Religious services were held irregularly in the parish house, including eight services in 1910, when Bishop White reported that 35 families attended. That same year the diocese distributed an undated flyer with the picture of a church building and the notation, "All but abandoned in the midst of a thriving community, this lovely church presents a real challenge to the Diocese of Northern Indiana. A resident priest can soon restore it to vigorous life. To locate a priest in this vital industrial area, the diocese needs $2000 more per year. This means a 50% increase over last year's pledge on the red side of the envelope. Will you and your parish do your part?"
The Rev.

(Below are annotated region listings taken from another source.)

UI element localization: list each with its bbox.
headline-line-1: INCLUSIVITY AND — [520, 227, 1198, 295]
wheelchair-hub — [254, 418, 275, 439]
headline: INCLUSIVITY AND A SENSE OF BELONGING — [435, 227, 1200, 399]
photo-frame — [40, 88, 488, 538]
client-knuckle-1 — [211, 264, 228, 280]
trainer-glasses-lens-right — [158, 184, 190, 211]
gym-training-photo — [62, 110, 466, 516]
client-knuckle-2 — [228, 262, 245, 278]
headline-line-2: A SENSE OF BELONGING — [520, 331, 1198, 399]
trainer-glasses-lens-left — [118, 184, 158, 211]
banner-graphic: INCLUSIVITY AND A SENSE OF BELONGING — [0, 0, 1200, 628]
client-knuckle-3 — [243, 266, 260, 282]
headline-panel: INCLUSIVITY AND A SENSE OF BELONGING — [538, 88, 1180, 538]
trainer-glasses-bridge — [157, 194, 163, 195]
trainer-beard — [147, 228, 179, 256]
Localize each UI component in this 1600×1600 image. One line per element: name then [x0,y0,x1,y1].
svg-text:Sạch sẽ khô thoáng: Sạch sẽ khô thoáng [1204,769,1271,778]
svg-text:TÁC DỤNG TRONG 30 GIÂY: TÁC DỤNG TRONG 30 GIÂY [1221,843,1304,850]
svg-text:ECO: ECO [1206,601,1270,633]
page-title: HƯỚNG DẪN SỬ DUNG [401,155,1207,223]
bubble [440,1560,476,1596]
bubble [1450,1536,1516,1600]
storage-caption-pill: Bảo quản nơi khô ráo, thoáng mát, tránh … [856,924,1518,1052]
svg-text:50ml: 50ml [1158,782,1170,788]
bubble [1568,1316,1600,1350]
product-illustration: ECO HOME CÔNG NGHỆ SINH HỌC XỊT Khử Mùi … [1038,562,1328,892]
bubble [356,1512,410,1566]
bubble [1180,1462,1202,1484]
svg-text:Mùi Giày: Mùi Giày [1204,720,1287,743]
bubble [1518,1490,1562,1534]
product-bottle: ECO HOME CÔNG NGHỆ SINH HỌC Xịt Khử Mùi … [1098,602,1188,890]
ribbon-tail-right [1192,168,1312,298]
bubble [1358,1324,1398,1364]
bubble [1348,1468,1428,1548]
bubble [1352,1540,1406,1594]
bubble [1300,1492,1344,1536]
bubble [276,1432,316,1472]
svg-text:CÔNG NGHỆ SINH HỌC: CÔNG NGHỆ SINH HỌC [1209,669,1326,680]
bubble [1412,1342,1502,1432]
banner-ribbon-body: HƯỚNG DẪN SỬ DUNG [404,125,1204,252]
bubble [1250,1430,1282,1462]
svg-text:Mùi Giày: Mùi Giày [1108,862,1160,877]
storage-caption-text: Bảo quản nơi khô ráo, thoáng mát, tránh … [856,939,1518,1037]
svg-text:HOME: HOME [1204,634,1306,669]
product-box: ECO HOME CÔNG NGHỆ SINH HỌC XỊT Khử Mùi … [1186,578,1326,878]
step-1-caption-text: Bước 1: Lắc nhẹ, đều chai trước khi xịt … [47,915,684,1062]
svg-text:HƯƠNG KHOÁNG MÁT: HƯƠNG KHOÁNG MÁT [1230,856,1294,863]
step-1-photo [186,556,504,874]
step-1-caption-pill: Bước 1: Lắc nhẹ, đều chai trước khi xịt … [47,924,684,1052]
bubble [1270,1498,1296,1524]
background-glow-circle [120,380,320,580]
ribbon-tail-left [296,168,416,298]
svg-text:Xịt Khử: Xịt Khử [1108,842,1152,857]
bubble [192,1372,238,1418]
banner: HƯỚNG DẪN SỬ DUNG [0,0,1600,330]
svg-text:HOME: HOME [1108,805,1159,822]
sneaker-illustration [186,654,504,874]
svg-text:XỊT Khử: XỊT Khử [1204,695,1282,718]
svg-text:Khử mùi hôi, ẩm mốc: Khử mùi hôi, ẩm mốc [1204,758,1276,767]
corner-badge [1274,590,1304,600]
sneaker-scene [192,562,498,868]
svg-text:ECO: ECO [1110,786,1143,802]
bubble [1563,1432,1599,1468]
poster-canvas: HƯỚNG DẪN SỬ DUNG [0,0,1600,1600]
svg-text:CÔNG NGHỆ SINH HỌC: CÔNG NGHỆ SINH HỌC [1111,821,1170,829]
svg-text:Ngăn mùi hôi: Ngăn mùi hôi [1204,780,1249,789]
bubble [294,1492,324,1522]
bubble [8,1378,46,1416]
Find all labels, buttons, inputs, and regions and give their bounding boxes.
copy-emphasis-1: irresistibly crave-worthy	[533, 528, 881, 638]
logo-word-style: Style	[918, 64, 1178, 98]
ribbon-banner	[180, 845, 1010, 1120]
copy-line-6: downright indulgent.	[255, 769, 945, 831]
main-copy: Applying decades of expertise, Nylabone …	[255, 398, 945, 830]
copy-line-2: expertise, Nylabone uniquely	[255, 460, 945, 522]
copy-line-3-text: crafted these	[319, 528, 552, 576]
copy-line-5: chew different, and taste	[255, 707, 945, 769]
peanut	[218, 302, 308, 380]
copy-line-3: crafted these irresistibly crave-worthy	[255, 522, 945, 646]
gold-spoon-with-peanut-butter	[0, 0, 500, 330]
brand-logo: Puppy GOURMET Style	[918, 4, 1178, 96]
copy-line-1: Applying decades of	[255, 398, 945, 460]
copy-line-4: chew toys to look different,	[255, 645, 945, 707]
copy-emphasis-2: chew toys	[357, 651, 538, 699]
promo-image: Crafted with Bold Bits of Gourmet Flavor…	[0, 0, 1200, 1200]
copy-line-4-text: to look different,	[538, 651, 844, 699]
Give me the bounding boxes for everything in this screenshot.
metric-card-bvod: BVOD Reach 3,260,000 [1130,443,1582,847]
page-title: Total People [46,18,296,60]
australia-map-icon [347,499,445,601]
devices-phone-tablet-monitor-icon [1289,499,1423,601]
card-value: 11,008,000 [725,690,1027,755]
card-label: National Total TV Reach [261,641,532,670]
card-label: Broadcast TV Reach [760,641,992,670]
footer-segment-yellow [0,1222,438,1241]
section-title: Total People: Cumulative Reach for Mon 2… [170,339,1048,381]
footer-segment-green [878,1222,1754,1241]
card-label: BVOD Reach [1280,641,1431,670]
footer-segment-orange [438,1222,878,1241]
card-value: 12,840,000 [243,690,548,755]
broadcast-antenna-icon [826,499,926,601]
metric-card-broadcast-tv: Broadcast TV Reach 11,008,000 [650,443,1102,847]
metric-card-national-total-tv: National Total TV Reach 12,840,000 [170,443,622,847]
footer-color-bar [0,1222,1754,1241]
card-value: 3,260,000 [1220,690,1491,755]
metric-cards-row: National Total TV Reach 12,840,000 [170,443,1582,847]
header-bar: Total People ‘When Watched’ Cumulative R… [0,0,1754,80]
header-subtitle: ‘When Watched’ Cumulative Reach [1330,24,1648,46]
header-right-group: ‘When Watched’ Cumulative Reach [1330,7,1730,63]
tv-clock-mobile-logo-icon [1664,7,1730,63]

Marshall M. Day took charge of the mission later in 1910, and the Women's Guild raised enough money to purchase land. The congregation borrowed money to build a church, with Bishop White laying the cornerstone in January 1915. The bishop reported a year later: "they have built a pretty little church, which has called out the utmost effort of the congregation and leaves them with a debt of $5,000 to overcome, but has put the church in a position of much greater vantage than ever before." When Day left in 1917, the lot with its brick parish house was valued at $23,000. After Day left, several missionary priests had charge in the 1920s.
During the Depression, the mission struggled to stay open, and for a time during the Second World War, its doors closed. In 1945, Dom Leo Patterson, a Benedictine monk, attempted to revive St. Alban's, and it was listed on the books of the diocese through 1947, when it was given a small assessment of $77. The mission closed soon afterward, and the congregation was folded into the Church of the Good Shepherd, East Chicago. No records of the church are known to survive.